2016 Update: I care more about this blog than I do that "they" can read it, otherwise I'd stop writing it and create a new one. As long as they finally leave me and my little family alone, there should be no problem, even though I requested that they don't read it. Since they have no interest in my writing, I'm probably safe. I hope so hard they will finally respect our wishes of no contact. I care so much about telling the truth and bringing healing. I fought my entire life to bring communication, truth, and healing to my FOO. There's nothing left to fight for so I have given up, at age 59. I can now only bring healing to myself and other survivors through my words. I finally went back to work on my heart-wrenching memoir that I wrote in 2012 that I originally wrote for them as my last Hope of getting my beloved family of origin and relatives back. But, There Are None So Blind As Those Who Will Not See

Wednesday, January 15, 2014

I really am a sober woman; almost two years

I certainly didn't have to be transparent, did I, about drinking a couple months ago.
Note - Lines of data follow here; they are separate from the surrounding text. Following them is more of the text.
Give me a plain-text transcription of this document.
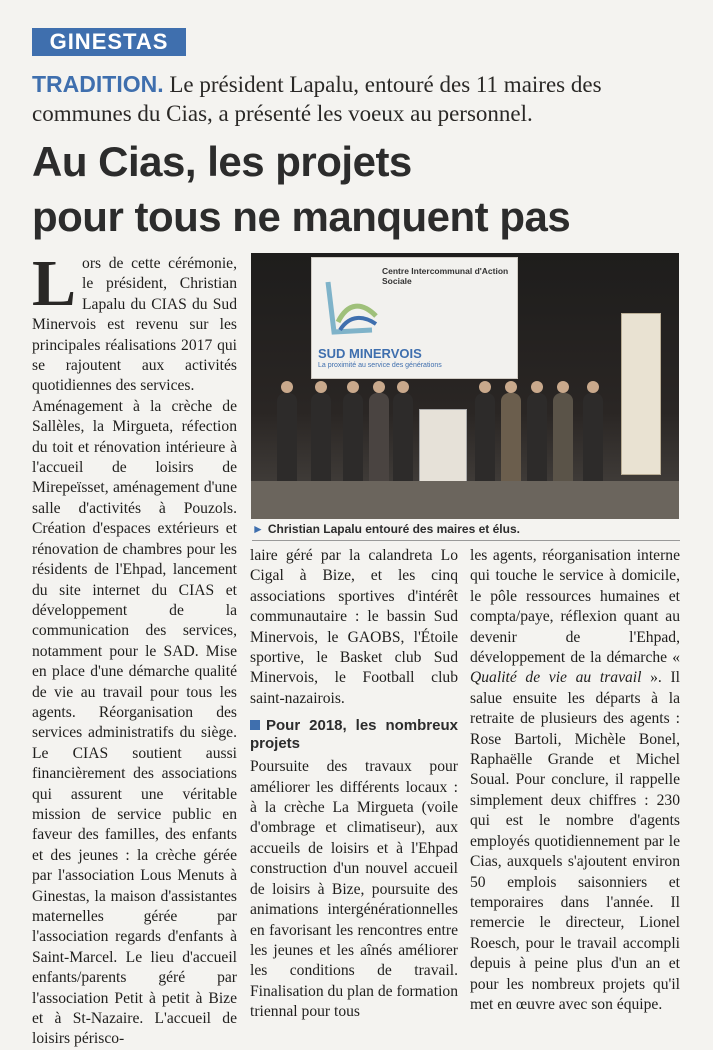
GINESTAS
TRADITION. Le président Lapalu, entouré des 11 maires des communes du Cias, a présenté les voeux au personnel.
Au Cias, les projets
pour tous ne manquent pas
L ors de cette cérémonie, le président, Christian Lapalu du CIAS du Sud Minervois est revenu sur les principales réalisations 2017 qui se rajoutent aux activités quotidiennes des services.

Aménagement à la crèche de Sallèles, la Mirgueta, réfection du toit et rénovation intérieure à l'accueil de loisirs de Mirepeïsset, aménagement d'une salle d'activités à Pouzols. Création d'espaces extérieurs et rénovation de chambres pour les résidents de l'Ehpad, lancement du site internet du CIAS et développement de la communication des services, notamment pour le SAD. Mise en place d'une démarche qualité de vie au travail pour tous les agents. Réorganisation des services administratifs du siège. Le CIAS soutient aussi financièrement des associations qui assurent une véritable mission de service public en faveur des familles, des enfants et des jeunes : la crèche gérée par l'association Lous Menuts à Ginestas, la maison d'assistantes maternelles gérée par l'association regards d'enfants à Saint-Marcel. Le lieu d'accueil enfants/parents géré par l'association Petit à petit à Bize et à St-Nazaire. L'accueil de loisirs périsco-

Centre Intercommunal d'Action Sociale
SUD MINERVOIS
La proximité au service des générations
► Christian Lapalu entouré des maires et élus.

laire géré par la calandreta Lo Cigal à Bize, et les cinq associations sportives d'intérêt communautaire : le bassin Sud Minervois, le GAOBS, l'Étoile sportive, le Basket club Sud Minervois, le Football club saint-nazairois.

Pour 2018, les nombreux projets

Poursuite des travaux pour améliorer les différents locaux : à la crèche La Mirgueta (voile d'ombrage et climatiseur), aux accueils de loisirs et à l'Ehpad construction d'un nouvel accueil de loisirs à Bize, poursuite des animations intergénérationnelles en favorisant les rencontres entre les jeunes et les aînés améliorer les conditions de travail. Finalisation du plan de formation triennal pour tous

les agents, réorganisation interne qui touche le service à domicile, le pôle ressources humaines et compta/paye, réflexion quant au devenir de l'Ehpad, développement de la démarche « Qualité de vie au travail ». Il salue ensuite les départs à la retraite de plusieurs des agents : Rose Bartoli, Michèle Bonel, Raphaëlle Grande et Michel Soual. Pour conclure, il rappelle simplement deux chiffres : 230 qui est le nombre d'agents employés quotidiennement par le Cias, auxquels s'ajoutent environ 50 emplois saisonniers et temporaires dans l'année. Il remercie le directeur, Lionel Roesch, pour le travail accompli depuis à peine plus d'un an et pour les nombreux projets qu'il met en œuvre avec son équipe.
There is absolutely no need for that kind of openness and forthrightness; in fact, it could potentially accidentally invite judgment from others.

Maybe I'll delete that post if I decide it's best.

I don't want to spend a lot of energy talking about drinking and sobriety on my blog; it's so behind me now. I'm going to be changing my blog title from Sobrietist's Surmisings to something else; once the inspiration strikes and the new title is revealed to me!

It took me years and years to recover from the recovery movement mentality; the brainwashing by AA and WFS, and etc., that I needed anything outside myself to be a successful, fulfilled, very happy sobrietist.... but I finally am deprogrammed!

I AM FREE!!!

I am an entirely New Me. I am a woman who is completely free of all desires to drink alcohol. It's a miracle that I am grateful for. It took time, and it happened the way it needed to happen for me; everyone is different. I don't judge people who seem to need a sobriety group, but I do feel sorry for them! Can't help it; those groups did me more harm than good, and I have more than two decades experience in them.

I NEVER have to worry about drinking again! If I do it, it will be no big deal, and even my Angels told me to "Chillax!" about it. The last time I drank I asked them if it was OK, and they answered me via a license plate on a car that changed lanes in front of me that said, "Chillax".  :-D

And I listened! And I did chillax about it. And I found that even though drinking moderately that night was somewhat enjoyable, for the most part it just isn't my cup of tea anymore. I simply don't "get" the attraction to drinking anymore. Being clear-headed (that is, as much as is possible with CFS), and being in control, is MUCH more appealing to me! Not to mention putting only healthy things in my body!!!